Les obsèques ne peuvent s’effectuer qu’à des heures et jours bien précis, calculés par les achars. Il existe des jours très peu propices à la crémation. Et si, malgré tout, la cérémonie se déroule à ces moments-là, alors l’esprit du mort ne s’adaptera jamais aux préceptes bouddhistes qui régissent l’au-delà et deviendra une âme errante, un ectoplasme.
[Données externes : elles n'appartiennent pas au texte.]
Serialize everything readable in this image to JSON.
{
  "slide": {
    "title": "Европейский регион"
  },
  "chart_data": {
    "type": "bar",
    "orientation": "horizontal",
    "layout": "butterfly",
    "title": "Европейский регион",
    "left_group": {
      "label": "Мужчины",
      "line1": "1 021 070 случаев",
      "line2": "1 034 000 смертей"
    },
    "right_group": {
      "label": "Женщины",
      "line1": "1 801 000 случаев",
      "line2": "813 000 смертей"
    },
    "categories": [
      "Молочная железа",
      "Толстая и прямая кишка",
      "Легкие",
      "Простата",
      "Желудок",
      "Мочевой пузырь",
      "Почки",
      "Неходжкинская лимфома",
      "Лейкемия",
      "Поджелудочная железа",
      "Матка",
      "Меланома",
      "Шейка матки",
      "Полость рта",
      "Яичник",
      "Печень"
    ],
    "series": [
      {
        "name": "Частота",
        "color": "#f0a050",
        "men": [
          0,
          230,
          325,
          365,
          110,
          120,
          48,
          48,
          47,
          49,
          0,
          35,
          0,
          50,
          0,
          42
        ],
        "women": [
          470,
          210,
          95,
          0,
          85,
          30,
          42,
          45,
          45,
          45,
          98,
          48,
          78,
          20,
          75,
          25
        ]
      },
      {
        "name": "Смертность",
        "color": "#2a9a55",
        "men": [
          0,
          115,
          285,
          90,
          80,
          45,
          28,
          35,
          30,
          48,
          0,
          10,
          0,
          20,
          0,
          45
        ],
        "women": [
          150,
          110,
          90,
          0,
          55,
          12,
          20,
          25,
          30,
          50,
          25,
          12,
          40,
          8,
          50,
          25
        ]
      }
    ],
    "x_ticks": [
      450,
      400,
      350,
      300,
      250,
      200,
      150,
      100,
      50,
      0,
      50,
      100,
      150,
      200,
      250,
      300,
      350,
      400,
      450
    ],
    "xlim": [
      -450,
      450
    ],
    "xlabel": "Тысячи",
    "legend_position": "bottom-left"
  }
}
La cérémonie a donc une importance capitale dans le cycle des réincarnations. Des histoires de réincarnation, les journaux locaux en fourmillent. Ici, c’est une fillette qui dit être une princesse de la famille du roi Sihanouk morte sous les Khmers rouges. Là, c’est une veuve qui retrouve son mari sous les traits d’un python. A chaque fois, les bonzes de la pagode locale y vont de leurs cérémonies. Les achars sont les piliers de ces évènements. Et ils ne sont pas les derniers à organiser toutes sortes de fêtes religieuses pour des évènements qui sortent de l’ordinaire.

 

Au monastère de Phnom Toch, dans la province de Banteay Man-cheay, se trouve une pierre qui a la particularité de flotter. On attribue à ce qui semble être en fait une simple pierre ponce toutes sortes de mérites et les curieux se pressent sous la tente où le bocal est entreposé. L’entrée coûte tout de même 500 riels (5 bahts) par personne. On raconte ainsi que sur le mont Kulen, berceau de la civilisation angkorienne, existe un temple secret où les moines s’initieraient aux pratiques magiques les plus extraordinaires. Dans le village reculé de Kâkranh, dans la province de Siem Reap, le vieux Suy Nuom raconte: «A l’époque d’Angkor, le Cambodge était protégé par des barrières magiques générées à partir du site de Kbal Spean (la rivière aux mille Lingas).

 

Si un ennemi avait le pouvoir de voler, il devait réapprendre à marcher ici. S’il était fort comme un éléphant chez lui, il devenait faible comme un lièvre dans notre région». Selon lui, en ces temps, la magie des Khmers était puissante. Les querelles internes ont anéanti cette magie et le royaume s’est évanoui. Mais rites et croyances ont tout de même traversé les époques avec, aujourd’hui, le haut-parleur com-me nouveau compagnon.